I had the same issue finding the replacement bus last summer during the rail shutdown when trying to get to Larchmere Porchfest. Tower City to E55 was down. After a few minutes of looking. We asked another bus driver where to go, who told us the wrong place. Then we happened to pass another bus parked away from any stops or markings, with no number or destination displayed on the bus, and asked that driver if he knew where to go. It was his unmarked bus.

 

One of my common surface routes (Canal at Hillside) has been closed down for a couple weeks now and Munson Rd in Mentor is about to close for a month.

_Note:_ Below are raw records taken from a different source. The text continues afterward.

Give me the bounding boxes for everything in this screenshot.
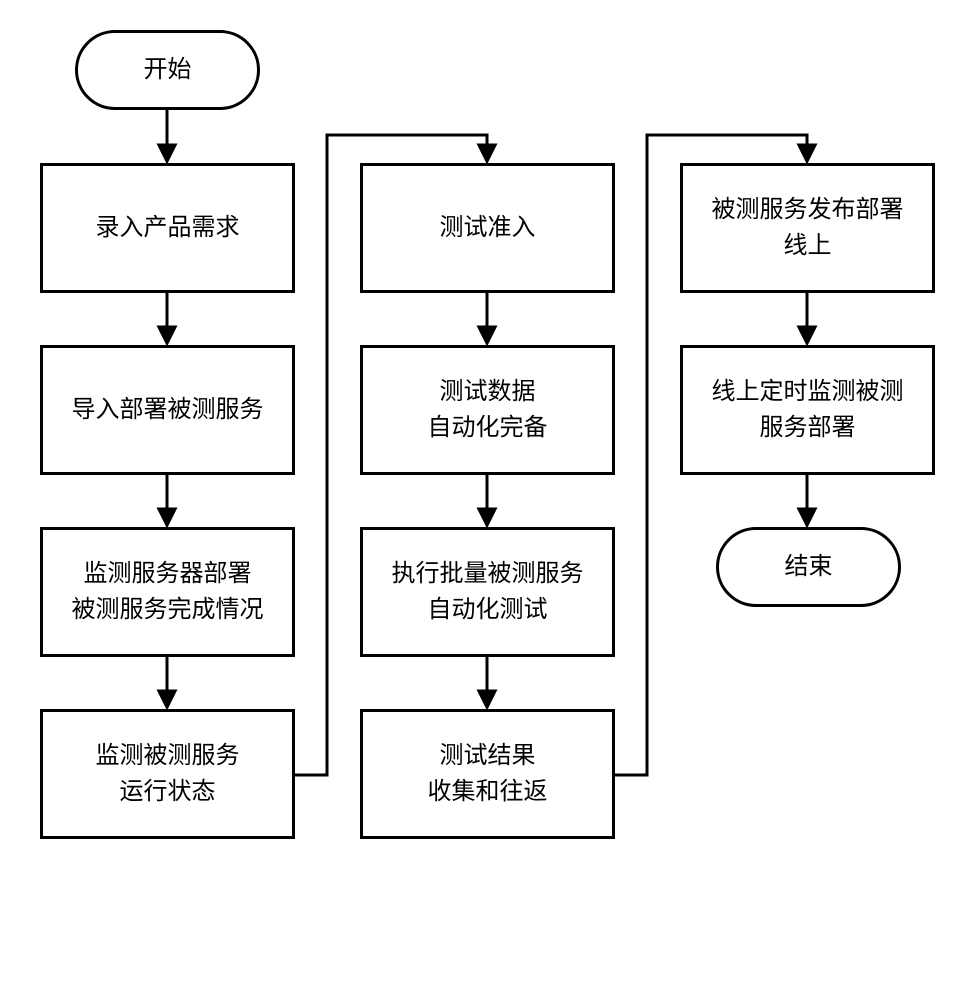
node-label: 执行批量被测服务自动化测试 — [392, 556, 584, 628]
node-start: 开始 — [75, 30, 260, 110]
node-step-5: 测试准入 — [360, 163, 615, 293]
node-label: 监测服务器部署被测服务完成情况 — [72, 556, 264, 628]
node-step-2: 导入部署被测服务 — [40, 345, 295, 475]
flowchart-container: { "flowchart": { "type": "flowchart", "b… — [0, 0, 980, 1000]
node-label: 测试准入 — [440, 210, 536, 246]
node-label: 线上定时监测被测服务部署 — [712, 374, 904, 446]
node-end: 结束 — [716, 527, 901, 607]
node-label: 测试数据自动化完备 — [428, 374, 548, 446]
node-step-4: 监测被测服务运行状态 — [40, 709, 295, 839]
node-label: 开始 — [144, 52, 192, 88]
node-step-9: 被测服务发布部署线上 — [680, 163, 935, 293]
node-label: 结束 — [785, 549, 833, 585]
node-step-10: 线上定时监测被测服务部署 — [680, 345, 935, 475]
node-step-7: 执行批量被测服务自动化测试 — [360, 527, 615, 657]
node-label: 测试结果收集和往返 — [428, 738, 548, 810]
node-step-3: 监测服务器部署被测服务完成情况 — [40, 527, 295, 657]
node-label: 导入部署被测服务 — [72, 392, 264, 428]
node-label: 录入产品需求 — [96, 210, 240, 246]
node-step-8: 测试结果收集和往返 — [360, 709, 615, 839]
node-step-1: 录入产品需求 — [40, 163, 295, 293]
node-label: 监测被测服务运行状态 — [96, 738, 240, 810]
node-step-6: 测试数据自动化完备 — [360, 345, 615, 475]
node-label: 被测服务发布部署线上 — [712, 192, 904, 264]
flowchart-arrows — [0, 0, 980, 1000]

Wouldn't it be nice, magical even, if there were CLEAR messaging at the airport and ON the redline heading east that the green and blue lines are offline, and one has go to go x location on Prospect for a shuttle.

 

The RTA won't/can't even do the BARE MINIMUM and inform passengers, except for a difficult-to-use website and uninterested personnel.

 

No more defending RTA.

11 hours ago, TBideon said:

Wouldn't it be nice, magical even, if there were CLEAR messaging at the airport and ON the redline heading east that the green and blue lines are offline, and one has go to go x location on Prospect for a shuttle.

 

The RTA won't/can't even do the BARE MINIMUM and inform passengers, except for a difficult-to-use website and uninterested personnel.

 

No more defending RTA.

 

This is nothing new.   I was dating a woman who lived near Shaker Square when I was in college.  I took the Red to 34th and the green or blue never arrived.  It was down that weekend, basically without notice.   In an era before cell phones, I "lived with the canines" for awhile.

 

This is what happens when the main focus of an entity is a captive audience.